Friday, March 25, 2016

Progress: 6/30 - #18. read 30 texts that will aid in my teaching


In small groups called "Literature Circles", our grade 11s read texts and watch corresponding film versions to form the basis of a comparative essay. These text selections existed at this school before I did and, as such, some of them I have not read.

One of these, prior to this past week, was Alan Moore's Watchmen.

A not-so-secret is that one quarter of my bookshelf is filled with graphic novels. Another not-so-secret is that I used to long to be a graphic novelist.

That being said, superhero comics were often lost on me. This comes from the same rationale of a teenage version of self that craved [quote] reality [unquote] and thought science fiction was trivial. 

I did not understand.

I separated literature into such unspoken categories as "real" (because real equalled profound and profound equalled important) and "not real" (because not real equalled fantasy and fantasy equalled trifling).

I did not understand the psychology and the politics and the parody. 


Kids almost literally fight each other to be granted the privilege to read Watchmen. A small handful of pages in, I said to Geoff: "We give this to students to read and they don't complain? I'm so confused."

It's a process of unfolding. I want ready answers sometimes. I want to know I'm right. I want to know I'm right immediately. I'm entirely too black and white.

(... Which is why I suppose it makes perfect sense that my favourite character ended up being Rorschach?) 


I was wrong in my underestimation of how superheroes and science fiction and fantasy speak to the condition of being human - that they are, despite requiring imaginative stretch and a suspension of disbelief, more real sometimes than real: so prophetic and satirical and empathetic it hurts.


I wrote a pencilled point form list of aspects in this text that most got to me. In no particular order, it reads:
  • Hollis Mason's story about his regret over Moe Vernon's suicide
  • When Jon Osterman knows that he will be disintegrated in the test chamber, and he just wants Janey Slater to stay with him - he does not want to die alone
  • Hollis Mason's death on Hallowe'en - the broken pumpkin and his flashbacks to Nite Owl
  • Dr. Manhattan's meaning of human existence on an atomic level
  • Everything about Rorschach's childhood
I took photos to complement the parts that resonated with me that I couldn't really explain in words:






As a university student, I eschewed anything "post-modern". As an adult, my most favourite texts would tend to fall into this category: intertextuality; creating dialogues between text, image, and arrangement; juxtaposition to imply and make meaning; stories within stories as reflections of those stories. Watchmen contains all of these - and, in its intents and execution, is not so different than aspects I greatly appreciate in David Foster Wallace's mammoth Infinite Jest, or Mark Z. Danielewski's House of Leaves.

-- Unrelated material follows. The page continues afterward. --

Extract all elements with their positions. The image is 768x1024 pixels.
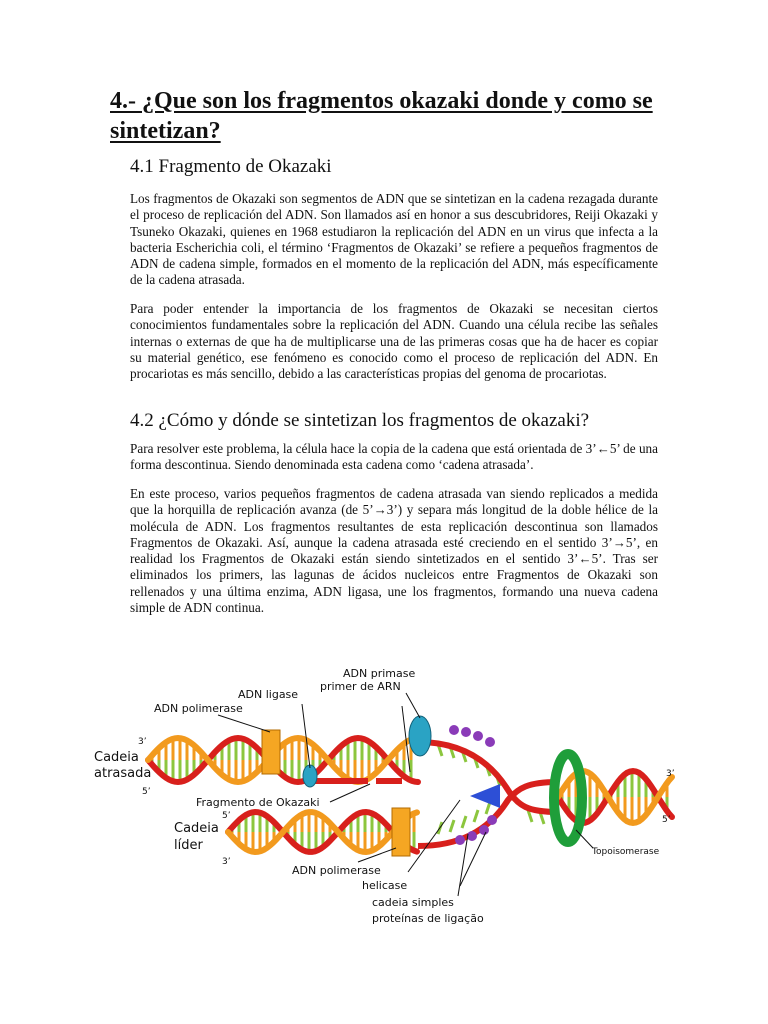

Geoff and I were just speaking of the idea that we, as human beings, probably cannot create new neural pathways if we take easy routes and refused to be challenged.

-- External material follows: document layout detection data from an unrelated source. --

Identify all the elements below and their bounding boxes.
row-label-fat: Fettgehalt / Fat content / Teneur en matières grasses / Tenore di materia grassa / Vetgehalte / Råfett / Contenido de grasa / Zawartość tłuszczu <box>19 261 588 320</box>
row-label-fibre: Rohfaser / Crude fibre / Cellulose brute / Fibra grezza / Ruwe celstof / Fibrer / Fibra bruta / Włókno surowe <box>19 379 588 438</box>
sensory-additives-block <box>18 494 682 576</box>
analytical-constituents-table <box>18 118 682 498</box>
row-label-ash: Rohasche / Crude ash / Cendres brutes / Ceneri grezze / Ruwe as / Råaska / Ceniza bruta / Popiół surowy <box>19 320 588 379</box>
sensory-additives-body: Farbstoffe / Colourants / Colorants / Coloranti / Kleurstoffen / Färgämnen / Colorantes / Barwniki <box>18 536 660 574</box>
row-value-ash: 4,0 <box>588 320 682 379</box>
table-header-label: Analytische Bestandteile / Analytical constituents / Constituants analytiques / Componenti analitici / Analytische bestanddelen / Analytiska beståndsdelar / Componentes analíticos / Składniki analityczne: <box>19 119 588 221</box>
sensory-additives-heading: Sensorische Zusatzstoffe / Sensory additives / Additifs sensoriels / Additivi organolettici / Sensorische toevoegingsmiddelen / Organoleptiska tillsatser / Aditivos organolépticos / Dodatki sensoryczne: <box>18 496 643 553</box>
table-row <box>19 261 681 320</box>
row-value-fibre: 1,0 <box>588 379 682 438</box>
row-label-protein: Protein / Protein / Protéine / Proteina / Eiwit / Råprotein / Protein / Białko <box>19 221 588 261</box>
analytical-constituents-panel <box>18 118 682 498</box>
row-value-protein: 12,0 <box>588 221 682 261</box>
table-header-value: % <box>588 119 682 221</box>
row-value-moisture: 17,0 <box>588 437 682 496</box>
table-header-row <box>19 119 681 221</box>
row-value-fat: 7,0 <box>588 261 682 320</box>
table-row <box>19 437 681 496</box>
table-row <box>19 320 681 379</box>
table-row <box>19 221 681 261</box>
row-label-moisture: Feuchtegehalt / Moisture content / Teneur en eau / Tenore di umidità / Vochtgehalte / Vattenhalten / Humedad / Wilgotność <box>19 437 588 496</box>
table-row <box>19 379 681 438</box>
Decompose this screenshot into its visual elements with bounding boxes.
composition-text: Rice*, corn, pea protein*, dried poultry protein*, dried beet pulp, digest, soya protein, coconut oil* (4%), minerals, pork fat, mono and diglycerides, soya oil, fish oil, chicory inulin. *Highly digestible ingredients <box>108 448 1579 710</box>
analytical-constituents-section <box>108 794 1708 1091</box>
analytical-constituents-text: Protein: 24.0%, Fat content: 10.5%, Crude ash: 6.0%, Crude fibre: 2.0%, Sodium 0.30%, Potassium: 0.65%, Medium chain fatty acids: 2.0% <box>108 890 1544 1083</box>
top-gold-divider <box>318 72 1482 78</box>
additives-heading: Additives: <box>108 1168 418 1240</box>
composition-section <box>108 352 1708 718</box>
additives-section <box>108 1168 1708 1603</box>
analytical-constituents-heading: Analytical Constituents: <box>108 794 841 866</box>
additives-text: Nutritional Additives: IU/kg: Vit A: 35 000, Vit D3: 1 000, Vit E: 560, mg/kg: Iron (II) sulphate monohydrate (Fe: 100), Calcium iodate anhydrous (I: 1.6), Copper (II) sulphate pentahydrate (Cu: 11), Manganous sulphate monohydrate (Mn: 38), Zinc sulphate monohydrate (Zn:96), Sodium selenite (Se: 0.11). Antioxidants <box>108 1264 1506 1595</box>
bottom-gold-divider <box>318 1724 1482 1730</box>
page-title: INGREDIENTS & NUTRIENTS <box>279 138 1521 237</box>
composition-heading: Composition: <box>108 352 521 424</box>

I am always learning and finding new value.

It's an ongoing battle to live in the greys - which is possible, so long as I permit myself to do so.



Next up: Watch the film?





Tuesday, March 22, 2016

Update: #30. make an updated website for my art

Despite its claim to get back to me in 72 hours, 120+ hours and one additional email later has yielded a tumbleweed-rolling-by utter silence from Go Daddy. 

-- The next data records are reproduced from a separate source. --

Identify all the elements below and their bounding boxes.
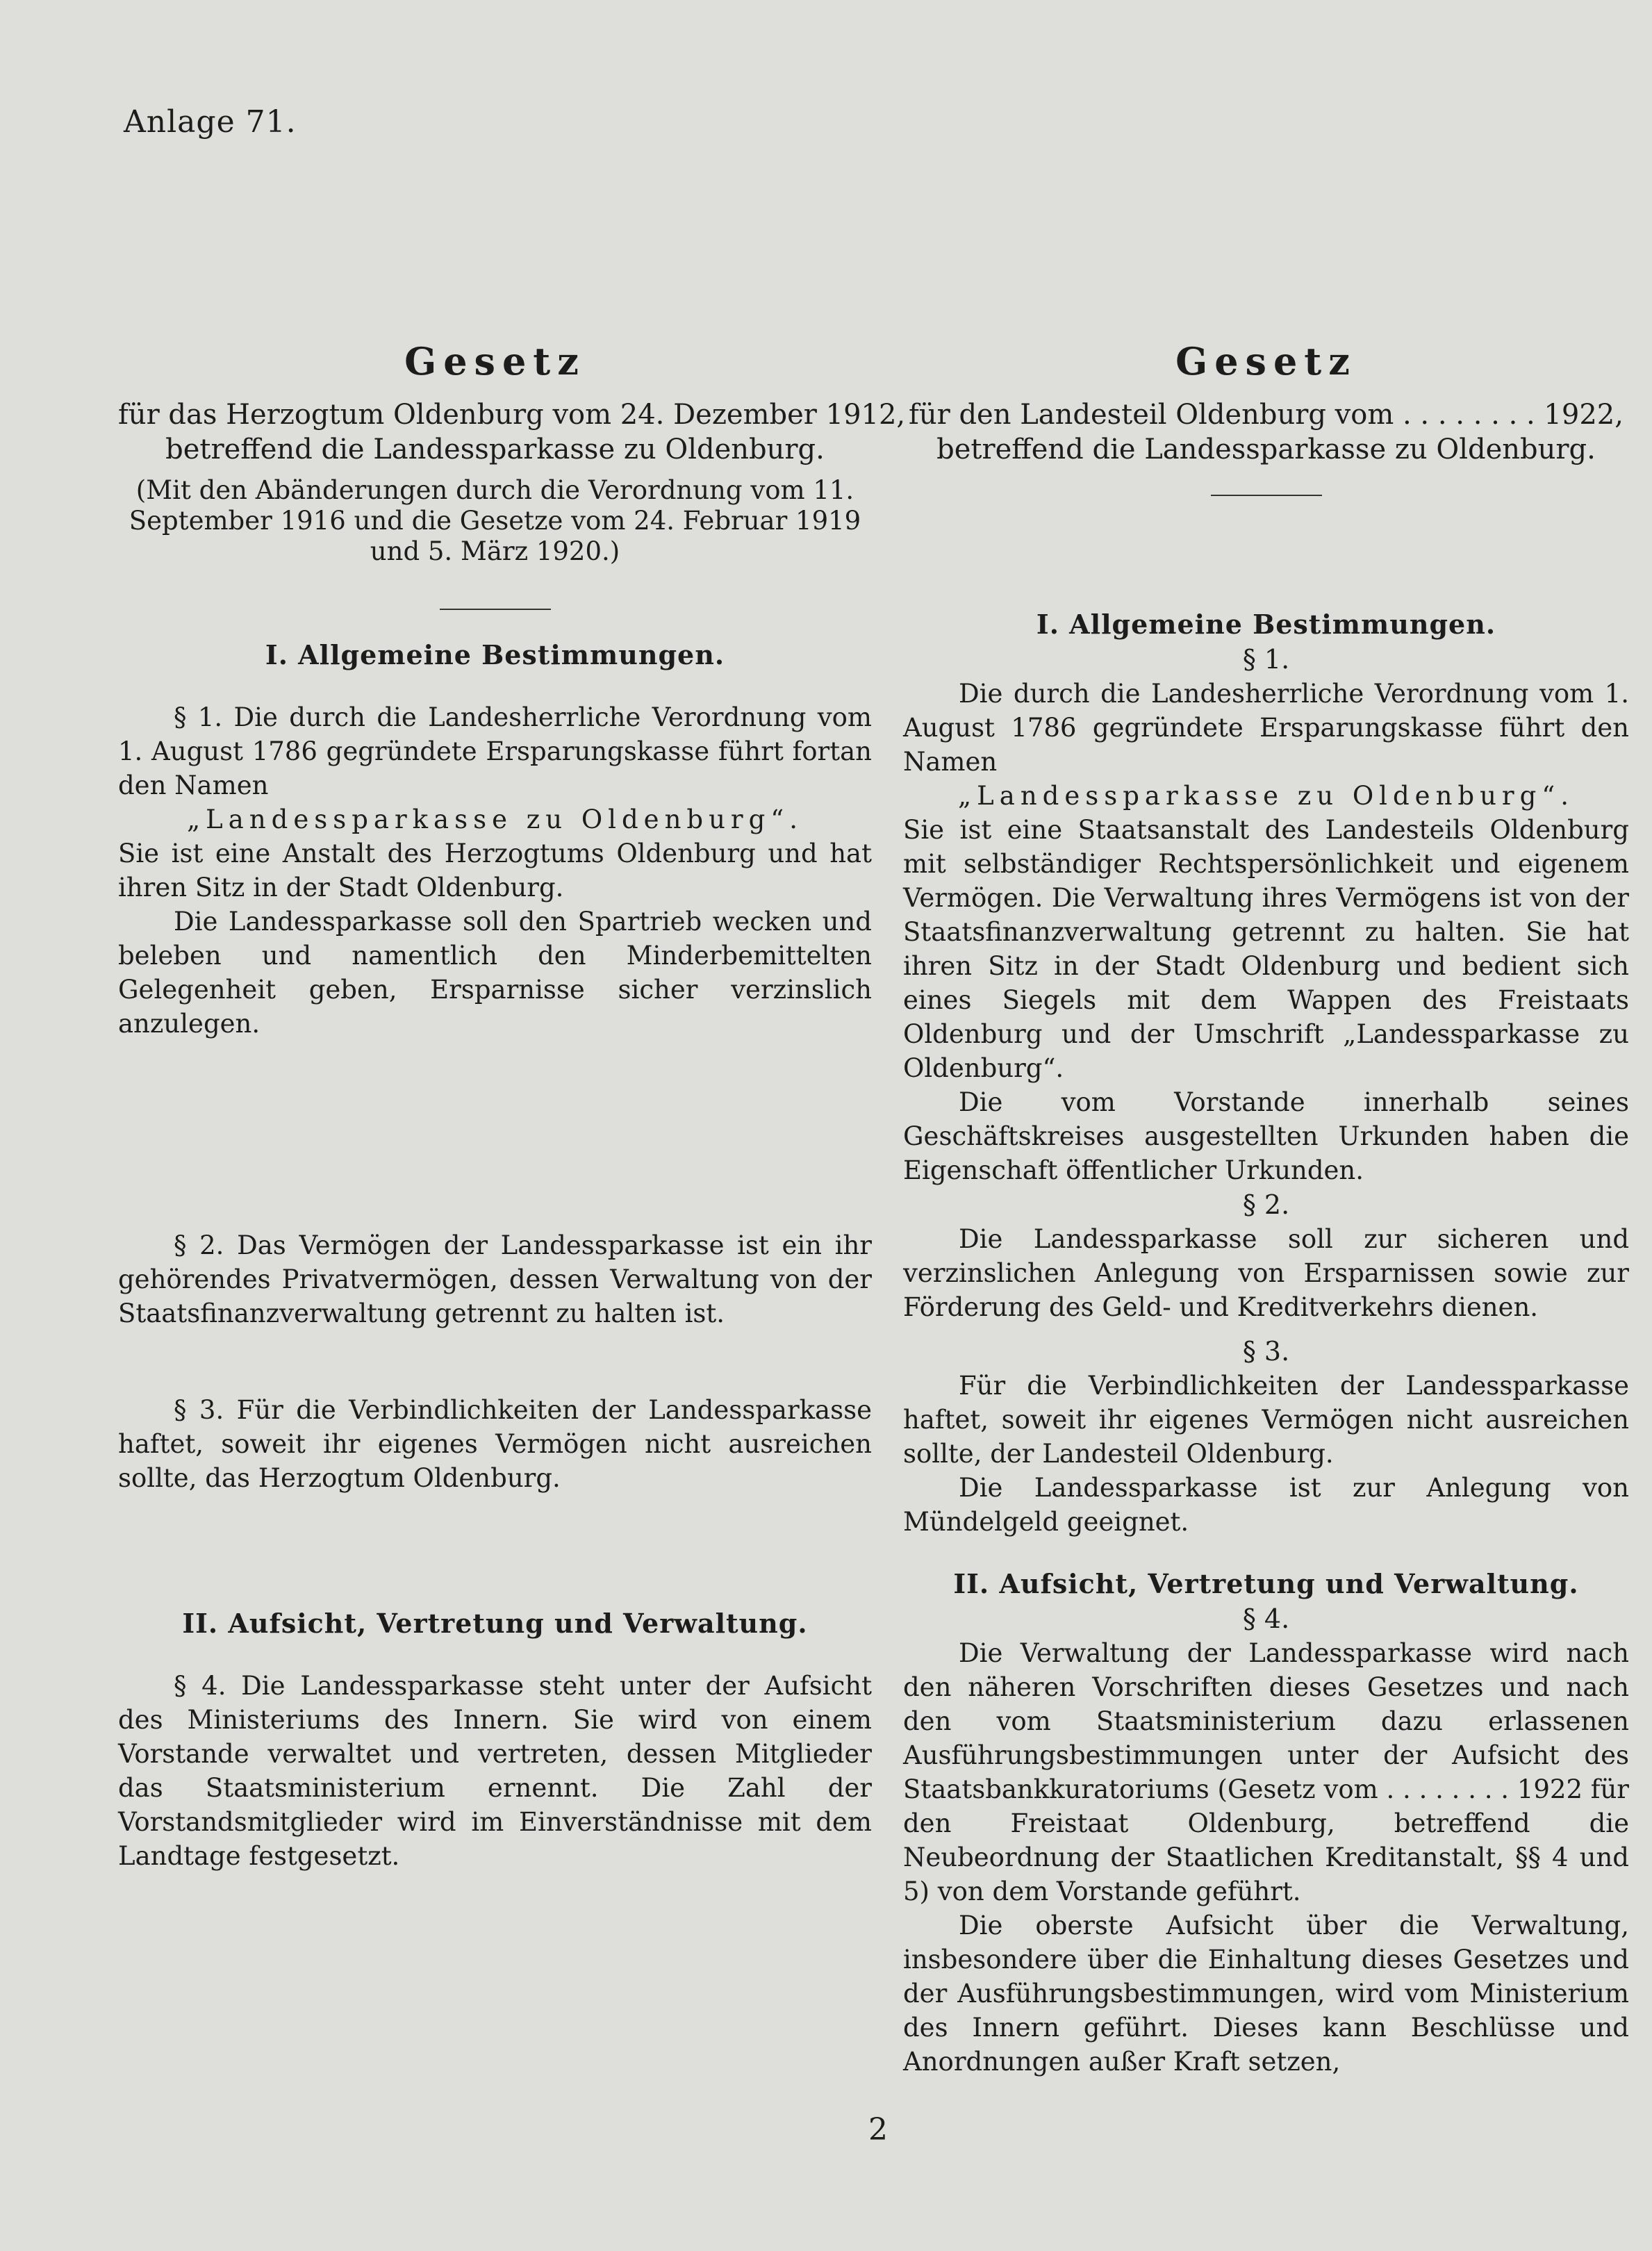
- right-paragraph-4-b: Die oberste Aufsicht über die Verwaltung, insbesondere über die Einhaltung dieses Gesetzes und der Ausführungsbestimmungen, wird vom Ministerium des Innern geführt. Dieses kann Beschlüsse und Anordnungen außer Kraft setzen,: [903, 1911, 1629, 2077]
- left-section-2-heading: II. Aufsicht, Vertretung und Verwaltung.: [182, 1608, 808, 1639]
- right-paragraph-1: Die durch die Landesherrliche Verordnung vom 1. August 1786 gegründete Ersparungskasse führt den Namen: [903, 679, 1629, 777]
- page-number: 2: [868, 2112, 888, 2147]
- left-paragraph-1-name: „Landessparkasse zu Oldenburg“.: [187, 805, 803, 834]
- right-mark-3: § 3.: [1242, 1336, 1290, 1367]
- left-column: [118, 333, 906, 1873]
- left-paragraph-1-continuation: Sie ist eine Anstalt des Herzogtums Oldenburg und hat ihren Sitz in der Stadt Oldenburg.: [118, 839, 872, 902]
- left-section-1-heading: I. Allgemeine Bestimmungen.: [265, 639, 725, 670]
- right-paragraph-1-name: „Landessparkasse zu Oldenburg“.: [958, 781, 1574, 811]
- right-paragraph-4: Die Verwaltung der Landessparkasse wird nach den näheren Vorschriften dieses Gesetzes und nach den vom Staatsministerium dazu erlassenen Ausführungsbestimmungen unter der Aufsicht des Staatsbankkuratoriums (Gesetz vom . . . . . . . . 1922 für den Freistaat Oldenburg, betreffend die Neubeordnung der Staatlichen Kreditanstalt, §§ 4 und 5) von dem Vorstande geführt.: [903, 1638, 1629, 1906]
- left-paragraph-3: § 3. Für die Verbindlichkeiten der Landessparkasse haftet, soweit ihr eigenes Vermögen nicht ausreichen sollte, das Herzogtum Oldenburg.: [118, 1395, 872, 1493]
- right-paragraph-3: Für die Verbindlichkeiten der Landessparkasse haftet, soweit ihr eigenes Vermögen nicht ausreichen sollte, der Landesteil Oldenburg.: [903, 1371, 1629, 1469]
- right-mark-2: § 2.: [1242, 1189, 1290, 1220]
- left-paragraph-1: § 1. Die durch die Landesherrliche Verordnung vom 1. August 1786 gegründete Ersparungskasse führt fortan den Namen: [118, 702, 872, 800]
- right-paragraph-1-continuation: Sie ist eine Staatsanstalt des Landesteils Oldenburg mit selbständiger Rechtspersönlichkeit und eigenem Vermögen. Die Verwaltung ihres Vermögens ist von der Staatsfinanzverwaltung getrennt zu halten. Sie hat ihren Sitz in der Stadt Oldenburg und bedient sich eines Siegels mit dem Wappen des Freistaats Oldenburg und der Umschrift „Landessparkasse zu Oldenburg“.: [903, 815, 1629, 1083]
- left-paragraph-2: § 2. Das Vermögen der Landessparkasse ist ein ihr gehörendes Privatvermögen, dessen Verwaltung von der Staatsfinanzverwaltung getrennt zu halten ist.: [118, 1230, 872, 1328]
- right-mark-1: § 1.: [1242, 644, 1290, 675]
- right-subtitle-line-2: betreffend die Landessparkasse zu Oldenburg.: [936, 434, 1596, 465]
- left-amendment-note: (Mit den Abänderungen durch die Verordnung vom 11. September 1916 und die Gesetze vom 24. Februar 1919 und 5. März 1920.): [129, 475, 861, 566]
- right-paragraph-2: Die Landessparkasse soll zur sicheren und verzinslichen Anlegung von Ersparnissen sowie zur Förderung des Geld- und Kreditverkehrs dienen.: [903, 1224, 1629, 1322]
- right-mark-4: § 4.: [1242, 1603, 1290, 1634]
- left-subtitle-line-1: für das Herzogtum Oldenburg vom 24. Dezember 1912,: [118, 399, 906, 431]
- left-paragraph-1-purpose: Die Landessparkasse soll den Spartrieb wecken und beleben und namentlich den Minderbemittelten Gelegenheit geben, Ersparnisse sicher verzinslich anzulegen.: [118, 907, 872, 1039]
- right-subtitle-line-1: für den Landesteil Oldenburg vom . . . . . . . . 1922,: [909, 399, 1624, 431]
- left-subtitle-line-2: betreffend die Landessparkasse zu Oldenburg.: [165, 434, 825, 465]
- right-section-1-heading: I. Allgemeine Bestimmungen.: [1036, 609, 1496, 640]
- right-column: [903, 333, 1629, 2079]
- right-paragraph-1-documents: Die vom Vorstande innerhalb seines Geschäftskreises ausgestellten Urkunden haben die Eigenschaft öffentlicher Urkunden.: [903, 1087, 1629, 1185]
- left-paragraph-4: § 4. Die Landessparkasse steht unter der Aufsicht des Ministeriums des Innern. Sie wird von einem Vorstande verwaltet und vertreten, dessen Mitglieder das Staatsministerium ernennt. Die Zahl der Vorstandsmitglieder wird im Einverständnisse mit dem Landtage festgesetzt.: [118, 1671, 872, 1871]
- right-paragraph-3-b: Die Landessparkasse ist zur Anlegung von Mündelgeld geeignet.: [903, 1473, 1629, 1537]
- right-section-2-heading: II. Aufsicht, Vertretung und Verwaltung.: [953, 1568, 1579, 1599]
- right-title: Gesetz: [1175, 339, 1357, 384]
- left-title: Gesetz: [404, 339, 586, 384]
- annex-label: Anlage 71.: [124, 104, 297, 140]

Oh well. I'll add it to the mental list I'm keeping called "Mistruths of Late". (I figure, in the future, this could also be an appropriate band name. Failing that, well, a pretty rad name for a mix.)

ANYWAY. I slightly altered my domain name, courtesy of the lovely WebStarts.

I hereby officially introduce you to...



Visit. Share. Peruse. Maybe even buy?

New business cards are on the way, paid for courtesy of using eBay like a virtual garage sale - which is still working out for me like a piece of vegan carrot cake topped with toffutti cream cheese (aka awesomely). 

(Forgive the verbal splurge. I've spent almost 24 hours sleeping off a hardcore migraine and I talk to a grand total of three people lately, ever, pretty much.)